Ante la confrontación política agónica que vive Venezuela, he encontrado dos salvavidas de estabilidad anímica: el servicio del Estado y la labor intelectual. En función de lo primero me he sumergido en el nicho bajo mi responsabilidad, la Embajada en Londres, buscando hacer un aporte de estructuración institucional. A través de la promoción de inversiones, comercio, cultura y turismo, persigo responder al “ethos” del funcionario público: el servicio del Estado más allá de las contingencias de la política. En base a lo segundo he dedicado mi tiempo libre a escribir sobre los grandes temas mundiales. Es la necesaria compensación frente a la desaparición de todo debate sustantivo en Venezuela. Soy pues, en esencia, un funcionario y un analista.

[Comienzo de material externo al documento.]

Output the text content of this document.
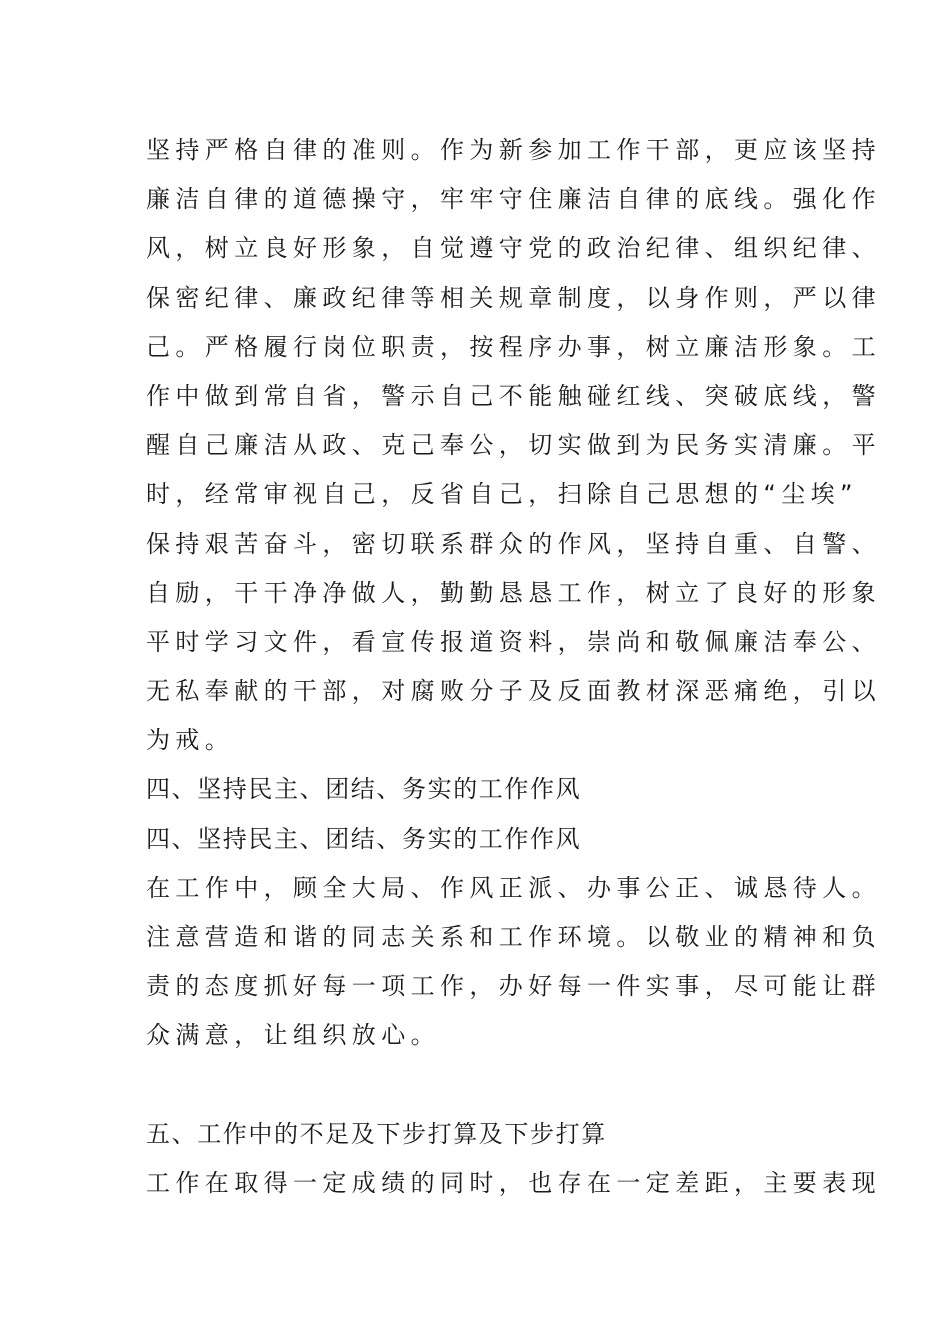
坚持严格自律的准则。作为新参加工作干部，更应该坚持
廉洁自律的道德操守，牢牢守住廉洁自律的底线。强化作
风，树立良好形象，自觉遵守党的政治纪律、组织纪律、
保密纪律、廉政纪律等相关规章制度，以身作则，严以律
己。严格履行岗位职责，按程序办事，树立廉洁形象。工
作中做到常自省，警示自己不能触碰红线、突破底线，警
醒自己廉洁从政、克己奉公，切实做到为民务实清廉。平
时，经常审视自己，反省自己，扫除自己思想的“尘埃”
保持艰苦奋斗，密切联系群众的作风，坚持自重、自警、
自励，干干净净做人，勤勤恳恳工作，树立了良好的形象
平时学习文件，看宣传报道资料，崇尚和敬佩廉洁奉公、
无私奉献的干部，对腐败分子及反面教材深恶痛绝，引以
为戒。
四、坚持民主、团结、务实的工作作风
四、坚持民主、团结、务实的工作作风
在工作中，顾全大局、作风正派、办事公正、诚恳待人。
注意营造和谐的同志关系和工作环境。以敬业的精神和负
责的态度抓好每一项工作，办好每一件实事，尽可能让群
众满意，让组织放心。
五、工作中的不足及下步打算及下步打算
工作在取得一定成绩的同时，也存在一定差距，主要表现
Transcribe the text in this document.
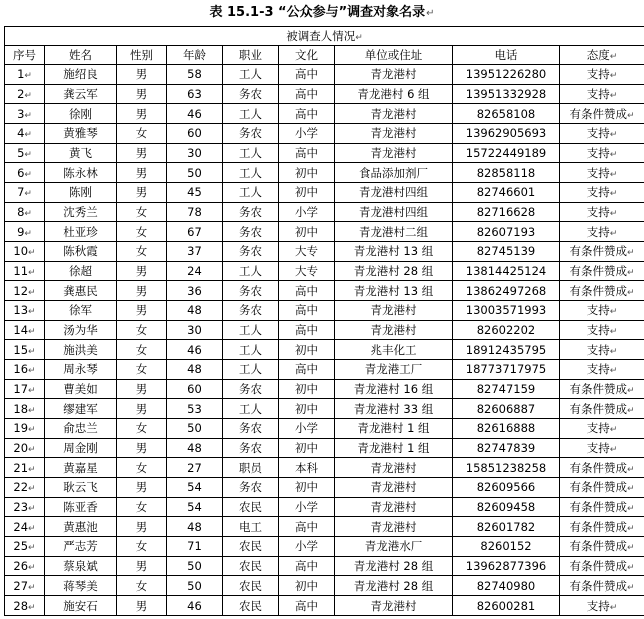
表 15.1-3 “公众参与”调查对象名录↵
被调查人情况↵								
序号	姓名	性别	年龄	职业	文化	单位或住址	电话	态度↵
1↵	施绍良	男	58	工人	高中	青龙港村	13951226280	支持↵
2↵	龚云军	男	63	务农	高中	青龙港村 6 组	13951332928	支持↵
3↵	徐刚	男	46	工人	高中	青龙港村	82658108	有条件赞成↵
4↵	黄雅琴	女	60	务农	小学	青龙港村	13962905693	支持↵
5↵	黄飞	男	30	工人	高中	青龙港村	15722449189	支持↵
6↵	陈永林	男	50	工人	初中	食品添加剂厂	82858118	支持↵
7↵	陈刚	男	45	工人	初中	青龙港村四组	82746601	支持↵
8↵	沈秀兰	女	78	务农	小学	青龙港村四组	82716628	支持↵
9↵	杜亚珍	女	67	务农	初中	青龙港村二组	82607193	支持↵
10↵	陈秋霞	女	37	务农	大专	青龙港村 13 组	82745139	有条件赞成↵
11↵	徐超	男	24	工人	大专	青龙港村 28 组	13814425124	有条件赞成↵
12↵	龚惠民	男	36	务农	高中	青龙港村 13 组	13862497268	有条件赞成↵
13↵	徐军	男	48	务农	高中	青龙港村	13003571993	支持↵
14↵	汤为华	女	30	工人	高中	青龙港村	82602202	支持↵
15↵	施洪美	女	46	工人	初中	兆丰化工	18912435795	支持↵
16↵	周永琴	女	48	工人	高中	青龙港工厂	18773717975	支持↵
17↵	曹美如	男	60	务农	初中	青龙港村 16 组	82747159	有条件赞成↵
18↵	缪建军	男	53	工人	初中	青龙港村 33 组	82606887	有条件赞成↵
19↵	俞忠兰	女	50	务农	小学	青龙港村 1 组	82616888	支持↵
20↵	周金刚	男	48	务农	初中	青龙港村 1 组	82747839	支持↵
21↵	黄嘉星	女	27	职员	本科	青龙港村	15851238258	有条件赞成↵
22↵	耿云飞	男	54	务农	初中	青龙港村	82609566	有条件赞成↵
23↵	陈亚香	女	54	农民	小学	青龙港村	82609458	有条件赞成↵
24↵	黄惠池	男	48	电工	高中	青龙港村	82601782	有条件赞成↵
25↵	严志芳	女	71	农民	小学	青龙港水厂	8260152	有条件赞成↵
26↵	蔡泉斌	男	50	农民	高中	青龙港村 28 组	13962877396	有条件赞成↵
27↵	蒋琴美	女	50	农民	初中	青龙港村 28 组	82740980	有条件赞成↵
28↵	施安石	男	46	农民	高中	青龙港村	82600281	支持↵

He trabajado casi toda mi vida adulta para el Estado. Ello, como es natural, me ha llevado a servir bajo sucesivos gobiernos. Puedo en tal sentido relatar mi experiencia bajo el presente. No conocía al Presidente Chávez al momento de su elección. Para mi sorpresa, después de ésta me ofreció la primera Representación Diplomática de la República: Estados Unidos. Mi gestión allá se correspondió a tiempos de amplia convergencia nacional en torno al proceso constituyente y a una confrontación doméstica “light”. Cuando las cosas comenzaron a ponerse duras me encontraba ya en Londres. En dos ocasiones posteriores a esa designación, el Presidente tuvo a bien ofrecerme altas responsabilidades de claro carácter político. En ambas decliné, argumentando mi condición institucional y los límites de mi compromiso político. En ambas se respetó mi punto de vista y se me mantuvo en el cargo. Debo acotar, por lo demás, que nunca se ha exigido de mí definición política alguna ni nada que trascienda al carácter de funcionario de carrera del Estado. Las cosas podrían cambiar, sin embargo. De acuerdo a recientes declaraciones, se exigirá de los Embajadores que se transformen en portavoces militantes de la revolución. De hacerse esto realidad, me sería difícil continuar. De irme lo haría, no obstante, con la discreción y el institucionalismo que han caracterizado mi gestión.
Pero más allá de mi condición de funcionario soy un analista. Es precisamente en base a ello que me resulta imposible visualizar la situación venezolana en blanco y negro. Ante todo observo el gris resultante de la combinación de ambos: una confluencia de acciones, reacciones y responsabilidades compartidas. Hay cosas del gobierno que me parecen valientes y originales, otras que no comprendo y algunas que francamente me inquietan. Las reservas que pudiera tener en este sentido no encuentran respuesta en una oposición que percibo como desorganizada, torpe, carente de proyecto y obcecada.
En definitiva dispongo de dos opciones: salirme del juego o permanecer en él. Lo primero resultaría la alternativa fácil, apropiada para recuperar afectos y amistades pérdidos y no verme sometido al fuego cruzado de la desconfianza oficialista y la animadversión de la oposición. Creo, sin embargo, que en tanto se preserve el hilo constitucional y la posibilidad de una función institucional, es mi deber mantenerme firme.
Considero necesario ser transparente. Comprendo que para el gobierno es incómodo tener en su Servicio Exterior a alguien no identificado con su proyecto político. Si es así, estoy claro en el hecho de que el cargo de Embajador es de libre nombramiento y remoción por parte del Jefe del Estado. Pero no espere la oposición que renuncie en función de sus banderas o al calor de la exaltación política. En tanto resulte posible trataré de brindar un aporte modesto pero resuelto al servicio de la continuidad y la estructuración institucionales del Estado.
Sumario: Muchos me preguntan por qué aún no he renunciado a mi cargo de Embajador. He aquí la respuesta.